Ships that pass in the night, and speak each other in passing,

Only a signal shown and a distant voice in the darkness;

So on the ocean of life we pass and speak one another,

Only a look and a voice, then darkness again and a silence.

Henry Wadsworth Longfellow
“The Theologian’s Tale”

We met each other at the smoothie truck in front of the Quad. I was squinting at the menu, attempting to rationalize the $6 avocado smoothie, and you were behind me, calling your best friend, bouncing on your heels. The sun made it unbearable to look at another person, and I pulled my hood strings tighter, hoping to avoid both the rays and your eyes. 

And then we met at the Asian food truck next to the DRL crosswalk, and we both ordered unadon bowls, and we laughed at the coincidence, the unexpected collision. I noticed you then. Our laughs held the same pitch, the same beat-too-long length. And then the halal cart on the sidewalk across Meyerson. And then the MexiCali truck across Perry World House. 

And then we didn’t meet. We passed each other over and over, entangled in nostalgia for familiar food, for home. I know you saw me—I saw myself in you—and your eyes, which, if I had thought to concentrate, looked like milk from the moon, cratered with brown—your slight smile perched constantly, reflexively.

But that was all I saw: myself in you. 


What is a voice? Didactically, a voice is a sound produced by vertebrates by means of lungs, larynx, or syrinx. A right of expression. Abrahamically, the only voice that matters is the voice of God. Falling from the sky, the listener cannot identify the source—only that they can hear and that they can understand. 

A voice hyphenates one’s self, separating and connecting two distinct, indistinguishable identities: the speaker, the body. I know your voice, but I do not know your body. This incorrect sequential order is an almost incomprehensible way of knowing, but it works for us because we do not need to know each other. We are separated by the darkness called unknowing, a congruent blindness to each other’s existence and importance. 

Then, how do I know your voice? You speak the language I understand. Cognitively, that is how anyone recognizes another’s voice, the recognition of context and language-meaning-making. The context: your love of Walt Whitman. The language: You sing the body electric. The meaning-making: poetry. I close my eyes when I hear your poems, each one fracturing you into another knowable person. You crowd the stage at every speakeasy, every open mic,with poems meant not for the stars but for each small, semantical gaze. 

The stars have not stopped burning, but they will, says the linguist. The stars have not stopped burning, but they live for you, says the poet. 

I stand outside the door, your voice unfolding from the loudspeaker.
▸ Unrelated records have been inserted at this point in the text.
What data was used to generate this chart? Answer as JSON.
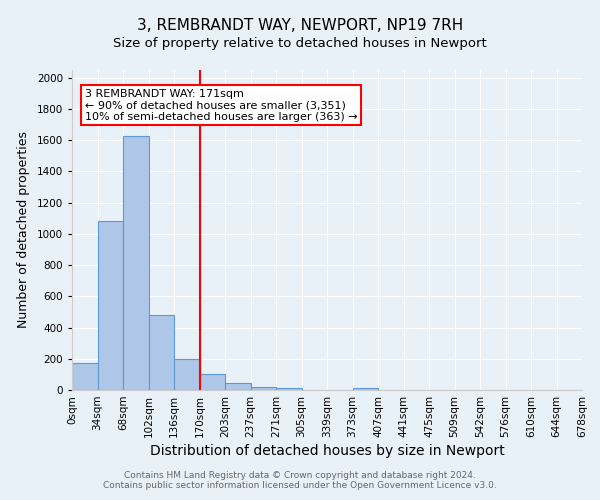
{
  "title": "3, REMBRANDT WAY, NEWPORT, NP19 7RH",
  "subtitle": "Size of property relative to detached houses in Newport",
  "xlabel": "Distribution of detached houses by size in Newport",
  "ylabel": "Number of detached properties",
  "bin_labels": [
    "0sqm",
    "34sqm",
    "68sqm",
    "102sqm",
    "136sqm",
    "170sqm",
    "203sqm",
    "237sqm",
    "271sqm",
    "305sqm",
    "339sqm",
    "373sqm",
    "407sqm",
    "441sqm",
    "475sqm",
    "509sqm",
    "542sqm",
    "576sqm",
    "610sqm",
    "644sqm",
    "678sqm"
  ],
  "bar_heights": [
    170,
    1080,
    1625,
    480,
    200,
    100,
    42,
    20,
    10,
    0,
    0,
    15,
    0,
    0,
    0,
    0,
    0,
    0,
    0,
    0
  ],
  "bar_color": "#aec6e8",
  "bar_edge_color": "#5b9bd5",
  "reference_line_x": 5,
  "annotation_text": "3 REMBRANDT WAY: 171sqm\n← 90% of detached houses are smaller (3,351)\n10% of semi-detached houses are larger (363) →",
  "annotation_box_color": "white",
  "annotation_box_edge_color": "red",
  "ylim": [
    0,
    2050
  ],
  "yticks": [
    0,
    200,
    400,
    600,
    800,
    1000,
    1200,
    1400,
    1600,
    1800,
    2000
  ],
  "bg_color": "#e8f0f8",
  "plot_bg_color": "#e8f0f8",
  "footer_line1": "Contains HM Land Registry data © Crown copyright and database right 2024.",
  "footer_line2": "Contains public sector information licensed under the Open Government Licence v3.0.",
  "title_fontsize": 11,
  "subtitle_fontsize": 9.5,
  "xlabel_fontsize": 10,
  "ylabel_fontsize": 9,
  "tick_fontsize": 7.5,
  "footer_fontsize": 6.5,
  "annotation_fontsize": 8
}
Your voice falls from the sky. 


Did you know? I almost took the same obscure Korean history class as you until my friend convinced me to switch it with a gen-ed, “something useful.” In one year, you’ll take that gen-ed, and I’ll finally add that Korean class to my cart, satisfied that I’m not missing out on something crucial, something irrevocable. 

And when you stopped running to City Hall every Sunday morning, I started two weekends after, determined to lose the late-night mukbangs of Spam with rice and ramen and tteokbokki. Instead, you slept in longer, knowing that your Saturday nights were now filled with her. 

I met her at a party, actually. She brushed behind me, her hand suddenly on the small of my back, and her eyes were made of the eight planets, each one orbiting, slightly levitating as she craned her head back and drank the hazy light from an underwhelming disco ball. We passed each other, but less unknowingly. She carried some of me to you—the imprint of my back, our brief clasp as she glittered. We speak to one another. Why weren’t you there?

How do you know someone through another? All I saw: her in you.


All the near misses that we gathered between. 

At your last poetry reading, I lingered a few minutes longer than usual. I was jarred by your opening line, that it’s possible to know someone through memory alone. How the self is more susceptible to being known than we might like. Do I know you? Are you who you write outwards? After you finished greeting everyone, you tilted towards the exit, the room still perfumed with your voice. I caught your arm. “Thank you,” I started. “I’ve gone to three of your readings, and I’ve never regretted it.” 

“Of course,” you responded. “I appreciate you being here tonight.” A hesitation. “Do I know you from somewhere?” 

I shook my head. That was the truth, wasn’t it? We didn’t know each other at all; maybe the few encounters at the food trucks, but we missed each other too many times. Had I known you, I would have memorized every line of your poem, and you would have traced me with your pencil and performed me in your readings. All you saw would have been me, the subliminal weight of consciousness continually bearing down. Forever existing in your peripheral. Having been found, you would always search for me.  

But we live in near misses. We strayed from the operative narrative of accidents; we didn’t find each other. Limited by time and linearity and care, we passed each other, over and over. And it’s okay, and it doesn’t really matter. We live in transient nonexistence, in love without knowing it, perpetually losing the person we never met and never became.